La consommation mondiale d’énergie en 2000 vue de 1950
On constate une grossière sous-estimation de la consommation réelle (un facteur de 2,5) ; une tendance à » préserver les acquis » : le charbon est l’énergie dominante en 1950, il est supposé le rester en 2000 ; l’énergie » montante » de l’époque, à savoir l’hydraulique, se voit attribuer une part grandissante dans le bilan énergétique dont elle n’atteint pas 1⁄6e de la valeur en pourcentage en 2000.
Inversement on arrive parfois à de bonnes valeurs, parfois par la compensation de deux erreurs en sens inverse : la valeur absolue de la consommation de charbon est exacte, à 5 % près, parce que la surestimation de sa part relative compense presque exactement la sous-estimation de la consommation totale ; la part relative du nucléaire est étonnamment précise (6,7 % réalisé contre 6,8 % prévu) et l’erreur n’est pas manifeste pour les énergies renouvelables hors hydraulique (11,3 % réalisé contre 13,3 % prévu). Cela contraste avec l’erreur fabuleuse concernant les hydrocarbures, dont la consommation annoncée ne représente que moins de 6 % de ce qui a été observé (323 Mtep prévus contre 5 720 Mtep réalisés). Est-ce que l’introduction de fourchettes aurait amélioré les choses ? Vraisemblablement non car il est peu probable que les prévisionnistes de l’époque se soient beaucoup aventurés au-delà de plages du genre [- 30 %, + 30 %]. En substance les écarts auraient été conservés. On peut néanmoins en tenir des enseignements pour améliorer la qualité du travail des prévisionnistes : il faut admettre de changer de paradigme (le règne du charbon n’est pas éternel) ; l’hypothèse sur la croissance économique est décisive ; les énergies relais ne sont pas nécessairement celles que l’on croit (l’hydraulique n’a pas été au rendez-vous, mais le nucléaire a été sous-évalué).

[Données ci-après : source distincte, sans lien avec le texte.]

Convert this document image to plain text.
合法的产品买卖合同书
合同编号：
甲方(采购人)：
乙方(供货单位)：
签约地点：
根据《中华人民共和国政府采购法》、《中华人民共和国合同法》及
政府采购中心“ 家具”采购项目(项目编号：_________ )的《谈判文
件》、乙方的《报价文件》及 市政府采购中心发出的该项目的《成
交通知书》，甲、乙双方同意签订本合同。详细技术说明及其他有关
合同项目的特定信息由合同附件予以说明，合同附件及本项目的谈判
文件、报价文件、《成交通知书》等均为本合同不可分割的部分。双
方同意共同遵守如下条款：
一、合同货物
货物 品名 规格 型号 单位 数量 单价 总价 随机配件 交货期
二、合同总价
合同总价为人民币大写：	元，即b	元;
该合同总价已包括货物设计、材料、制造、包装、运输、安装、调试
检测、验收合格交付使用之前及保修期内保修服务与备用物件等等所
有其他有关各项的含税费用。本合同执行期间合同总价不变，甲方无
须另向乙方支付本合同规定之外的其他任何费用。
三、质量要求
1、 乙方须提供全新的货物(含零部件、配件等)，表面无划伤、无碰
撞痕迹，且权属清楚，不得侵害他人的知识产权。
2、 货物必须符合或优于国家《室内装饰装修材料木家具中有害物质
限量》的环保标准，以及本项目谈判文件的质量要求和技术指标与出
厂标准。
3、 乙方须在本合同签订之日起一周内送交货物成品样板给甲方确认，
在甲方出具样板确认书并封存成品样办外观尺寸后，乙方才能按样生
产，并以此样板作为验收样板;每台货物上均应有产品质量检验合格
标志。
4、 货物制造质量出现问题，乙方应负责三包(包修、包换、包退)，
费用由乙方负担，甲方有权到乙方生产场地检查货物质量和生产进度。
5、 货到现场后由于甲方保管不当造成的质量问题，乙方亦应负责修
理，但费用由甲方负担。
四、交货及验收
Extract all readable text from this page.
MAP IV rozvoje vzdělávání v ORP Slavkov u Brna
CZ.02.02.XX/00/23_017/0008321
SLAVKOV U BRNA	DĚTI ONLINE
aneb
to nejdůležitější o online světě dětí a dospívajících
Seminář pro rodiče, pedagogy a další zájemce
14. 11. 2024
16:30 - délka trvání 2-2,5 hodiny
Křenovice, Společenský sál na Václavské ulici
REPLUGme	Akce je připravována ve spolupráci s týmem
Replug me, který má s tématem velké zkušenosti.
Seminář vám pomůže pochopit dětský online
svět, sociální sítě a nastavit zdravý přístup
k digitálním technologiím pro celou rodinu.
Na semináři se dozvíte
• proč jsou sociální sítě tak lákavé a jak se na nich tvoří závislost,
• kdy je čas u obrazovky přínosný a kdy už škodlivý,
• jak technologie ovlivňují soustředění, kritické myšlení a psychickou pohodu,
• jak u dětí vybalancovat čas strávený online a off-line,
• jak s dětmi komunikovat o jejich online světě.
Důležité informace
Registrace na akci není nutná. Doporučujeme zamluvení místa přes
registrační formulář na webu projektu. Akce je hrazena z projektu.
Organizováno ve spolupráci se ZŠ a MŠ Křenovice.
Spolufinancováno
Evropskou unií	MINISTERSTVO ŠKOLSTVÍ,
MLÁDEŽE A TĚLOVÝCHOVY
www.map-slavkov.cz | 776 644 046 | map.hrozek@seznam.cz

La résistance du roi pétrole
A‑t-on fait mieux en 1973 pour des prévisions à quinze ans concernant, cette fois-ci, la consommation énergétique française prévue pour 1990 ? Même si, cette fois-ci, les prévisionnistes ont admis des fourchettes (scénario A ou B) et si l’horizon est nettement plus court, les erreurs ne sont guère plus légères : environ 10 % sur le chiffre total (estimation par excès) ; réalisation en dehors de l’intervalle prévu pour les principales formes d’énergie avec la surestimation du charbon, du gaz, du nucléaire et des énergies renouvelables autres que l’hydraulique. En résumé, le ralentissement de la croissance économique (et donc énergétique) n’a pas été pris au sérieux et la capacité de résistance du » roi pétrole » a été sous-évaluée, en n’envisageant pas le contre-choc pétrolier de 1986, qui est pour beaucoup dans le maintien d’une consommation élevée de pétrole en 1990.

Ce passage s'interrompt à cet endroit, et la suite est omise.